Par acte sous seing privé en date du 26 octobre 2015, la SA GRAND DELTA HABITAT a donné en location à usage unique d’habitation à Madame, [W], [H] et Monsieur, [S], [T] un logement situé, [Adresse 4] à, [Localité 1] (30) moyennant le paiement d’un loyer mensuel de 461,94 euros hors charge.
Des loyers demeuraient impayés et le 19 septembre 2025, la SA GRAND DELTA HABITAT faisait délivrer un commandement de payer les loyers et les charges visant la clause résolutoire à ses locataires pour un montant en principal de 875,33 euros.
Par acte de commissaire de justice en date du 24 novembre 2025, la SA GRAND DELTA HABITAT a assigné Madame, [W], [H] et Monsieur, [S], [T] par devant le tribunal de céans, statuant en référé, pour l’audience du 16 février 2026 afin de voir :
CONSTATER la résiliation du bail intervenue de plein droit par le jeu de la clause résolutoire,En conséquence :
ORDONNER leur expulsion de corps et de biens ainsi que tout occupant de leur chef, si besoin est avec le concours de la force publique et l’assistance d’un serrurier,CONDAMNER solidairement Madame, [W], [H] et Monsieur, [S], [T] au paiement à titre provisionnel :De la somme principale de 1 362,84 euros représentant les loyers impayés et indemnités d’occupation, arrêtée au jour de l’assignation, avec intérêts au taux légal à compter du 19 septembre 2025 pour les sommes portées sur le commandement de payer et de l’assignation pour les sommes dues postérieurement, D’une indemnité d’occupation mensuelle égale au montant du dernier loyer et charges variables, indexées conformément aux clauses contractuelles et dispositions légales, à compter de la résiliation du bail et jusqu’à parfaite libération des lieux,Aux entiers dépens de l’instance.
A l’audience du 16 février 2026, la SA GRAND DELTA HABITAT, régulièrement représentée par Madame, [F], [N], chargée de contentieux mandatée par Monsieur, [Y], [Q], directeur général, a maintenu l’ensemble des demandes et actualisé la dette locative à la somme de 1 362,84 euros (échéance de janvier 2026 incluse) en précisant qu’il s’agit de la deuxième procédure en expulsion engagée à l’encontre des locataires. Elle souligne que ces derniers ont procédé au paiement partiel du dernier loyer courant et maintient sa demande en expulsion en précisant que les locataires bénéficieront d’un projet de protocole de cohésion sociale qui permettra une prise en compte globale de leur situation administrative et personnelle comprenant leur relogement dans un espace plus adapté à leur situation.
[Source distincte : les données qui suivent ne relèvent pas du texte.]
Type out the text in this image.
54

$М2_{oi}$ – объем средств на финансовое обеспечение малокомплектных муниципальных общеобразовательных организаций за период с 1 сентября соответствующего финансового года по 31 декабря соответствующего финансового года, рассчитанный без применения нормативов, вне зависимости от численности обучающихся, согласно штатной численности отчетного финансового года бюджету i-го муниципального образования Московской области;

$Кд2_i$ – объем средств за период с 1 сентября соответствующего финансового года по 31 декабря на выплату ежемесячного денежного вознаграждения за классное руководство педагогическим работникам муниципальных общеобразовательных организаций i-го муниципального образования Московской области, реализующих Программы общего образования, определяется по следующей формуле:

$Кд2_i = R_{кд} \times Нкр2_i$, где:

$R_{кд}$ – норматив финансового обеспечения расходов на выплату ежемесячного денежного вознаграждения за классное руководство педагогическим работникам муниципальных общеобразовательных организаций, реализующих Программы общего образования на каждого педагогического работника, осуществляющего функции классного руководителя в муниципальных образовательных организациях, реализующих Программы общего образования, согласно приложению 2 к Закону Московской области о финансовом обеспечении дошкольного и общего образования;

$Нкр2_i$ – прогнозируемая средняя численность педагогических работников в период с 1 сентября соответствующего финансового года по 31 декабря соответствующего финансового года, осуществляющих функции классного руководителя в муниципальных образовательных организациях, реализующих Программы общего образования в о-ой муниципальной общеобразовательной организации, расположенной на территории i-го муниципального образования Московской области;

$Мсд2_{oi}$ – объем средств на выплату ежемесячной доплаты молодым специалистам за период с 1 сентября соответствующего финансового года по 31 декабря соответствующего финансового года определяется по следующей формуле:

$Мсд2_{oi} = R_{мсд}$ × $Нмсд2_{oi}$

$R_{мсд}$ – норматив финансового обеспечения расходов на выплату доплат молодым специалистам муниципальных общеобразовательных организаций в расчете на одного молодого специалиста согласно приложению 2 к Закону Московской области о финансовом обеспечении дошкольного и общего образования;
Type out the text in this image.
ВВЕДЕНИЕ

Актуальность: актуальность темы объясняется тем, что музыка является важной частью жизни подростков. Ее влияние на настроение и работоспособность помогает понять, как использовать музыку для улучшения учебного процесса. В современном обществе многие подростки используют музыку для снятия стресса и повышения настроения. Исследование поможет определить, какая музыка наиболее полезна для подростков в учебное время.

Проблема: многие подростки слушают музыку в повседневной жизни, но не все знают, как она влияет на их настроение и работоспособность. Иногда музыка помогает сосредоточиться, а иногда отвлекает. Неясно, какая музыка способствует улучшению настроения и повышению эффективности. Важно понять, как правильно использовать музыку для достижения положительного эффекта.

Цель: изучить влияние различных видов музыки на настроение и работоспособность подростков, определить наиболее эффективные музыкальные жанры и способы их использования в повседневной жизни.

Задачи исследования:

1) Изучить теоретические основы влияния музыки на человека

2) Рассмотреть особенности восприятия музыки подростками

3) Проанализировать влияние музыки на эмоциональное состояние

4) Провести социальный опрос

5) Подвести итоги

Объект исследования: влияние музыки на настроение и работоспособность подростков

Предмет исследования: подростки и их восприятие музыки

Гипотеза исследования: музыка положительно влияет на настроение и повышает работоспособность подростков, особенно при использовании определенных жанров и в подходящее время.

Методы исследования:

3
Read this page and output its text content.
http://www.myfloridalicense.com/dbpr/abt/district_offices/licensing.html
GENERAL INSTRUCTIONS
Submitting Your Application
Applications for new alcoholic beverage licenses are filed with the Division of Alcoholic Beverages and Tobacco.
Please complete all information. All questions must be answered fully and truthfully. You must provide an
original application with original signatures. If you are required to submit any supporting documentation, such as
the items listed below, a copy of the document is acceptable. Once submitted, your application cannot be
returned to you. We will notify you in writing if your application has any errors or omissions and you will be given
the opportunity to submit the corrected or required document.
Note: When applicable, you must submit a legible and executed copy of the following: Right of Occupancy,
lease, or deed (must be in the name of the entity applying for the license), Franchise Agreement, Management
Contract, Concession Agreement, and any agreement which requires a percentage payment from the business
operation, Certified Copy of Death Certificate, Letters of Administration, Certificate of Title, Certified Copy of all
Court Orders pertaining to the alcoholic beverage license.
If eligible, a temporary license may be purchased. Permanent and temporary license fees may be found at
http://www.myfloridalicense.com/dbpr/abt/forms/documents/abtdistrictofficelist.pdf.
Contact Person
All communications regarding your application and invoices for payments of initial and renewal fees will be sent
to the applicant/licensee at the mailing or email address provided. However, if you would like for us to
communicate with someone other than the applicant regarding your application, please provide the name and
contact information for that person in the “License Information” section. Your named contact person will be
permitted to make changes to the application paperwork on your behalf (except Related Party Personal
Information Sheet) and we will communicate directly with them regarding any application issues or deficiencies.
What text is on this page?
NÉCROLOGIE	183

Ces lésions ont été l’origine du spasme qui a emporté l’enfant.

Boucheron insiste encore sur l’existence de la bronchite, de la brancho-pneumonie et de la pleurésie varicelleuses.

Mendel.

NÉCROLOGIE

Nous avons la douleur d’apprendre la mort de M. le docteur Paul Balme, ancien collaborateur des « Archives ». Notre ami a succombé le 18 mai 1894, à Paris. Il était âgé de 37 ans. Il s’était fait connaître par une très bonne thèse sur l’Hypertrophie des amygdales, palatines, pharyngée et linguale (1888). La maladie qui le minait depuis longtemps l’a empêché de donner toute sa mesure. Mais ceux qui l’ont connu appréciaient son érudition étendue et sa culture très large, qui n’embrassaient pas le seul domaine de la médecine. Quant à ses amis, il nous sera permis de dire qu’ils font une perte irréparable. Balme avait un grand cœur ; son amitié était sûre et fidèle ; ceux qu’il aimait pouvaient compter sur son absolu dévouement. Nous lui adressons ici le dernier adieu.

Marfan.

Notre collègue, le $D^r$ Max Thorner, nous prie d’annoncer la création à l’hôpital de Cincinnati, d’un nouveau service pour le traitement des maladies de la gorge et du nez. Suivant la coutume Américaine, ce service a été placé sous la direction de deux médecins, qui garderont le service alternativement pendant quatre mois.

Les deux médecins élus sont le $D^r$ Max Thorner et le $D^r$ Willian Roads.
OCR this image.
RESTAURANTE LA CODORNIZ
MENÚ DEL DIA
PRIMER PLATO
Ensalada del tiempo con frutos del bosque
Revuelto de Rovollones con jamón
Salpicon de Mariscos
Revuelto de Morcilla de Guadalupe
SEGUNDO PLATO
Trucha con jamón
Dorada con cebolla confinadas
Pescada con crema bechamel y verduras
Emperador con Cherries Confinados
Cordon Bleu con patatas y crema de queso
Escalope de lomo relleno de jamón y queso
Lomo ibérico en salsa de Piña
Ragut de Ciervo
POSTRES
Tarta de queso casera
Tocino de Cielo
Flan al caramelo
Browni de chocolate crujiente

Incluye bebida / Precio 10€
Monsieur, [S], [T], comparant, n’a pas contesté le montant de la dette locative et a indiqué souhaiter quitter le logement notamment en raison de la dégradation de celui-ci.
Madame, [W], [H], régulièrement assignée, n’a ni comparu ni ne s’est faite représenter.
A l’issue des débats, l’affaire a été mise en délibéré au 16 mars 2026 par mise à disposition au greffe du tribunal.
MOTIFS
Vu les dispositions des article 472 et 473 du code de procédure civile,
Sur la recevabilité de la demande :
Aux termes de l’article 24 II de la loi n°89-462 du 6 juillet 1989 :
« Les bailleurs personnes morales autres qu’une société civile constituée exclusivement entre parents et alliés jusqu’au quatrième degré inclus ne peuvent faire délivrer, sous peine d’irrecevabilité de la demande, une assignation aux fins de constat de résiliation du bail avant l’expiration d’un délai de deux mois suivant la saisine de la commission de coordination des actions de prévention des expulsions locatives prévue à l’article 7-2 de la loi n° 90-449 du 31 mai 1990 précitée. Cette saisine est réputée constituée lorsque persiste une situation d’impayés, préalablement signalée dans les conditions réglementaires aux organismes payeurs des aides au logement en vue d’assurer le maintien du versement des aides mentionnées à l’article L. 821-1 du code de la construction et de l’habitation. Cette saisine, qui contient les mêmes informations que celles des signalements par les huissiers de justice des commandements de payer prévus au I du présent article, s’effectue par voie électronique par l’intermédiaire du système d’information prévu au dernier alinéa de l’article 7-2 de la loi n° 90-449 du 31 mai 1990 précitée. »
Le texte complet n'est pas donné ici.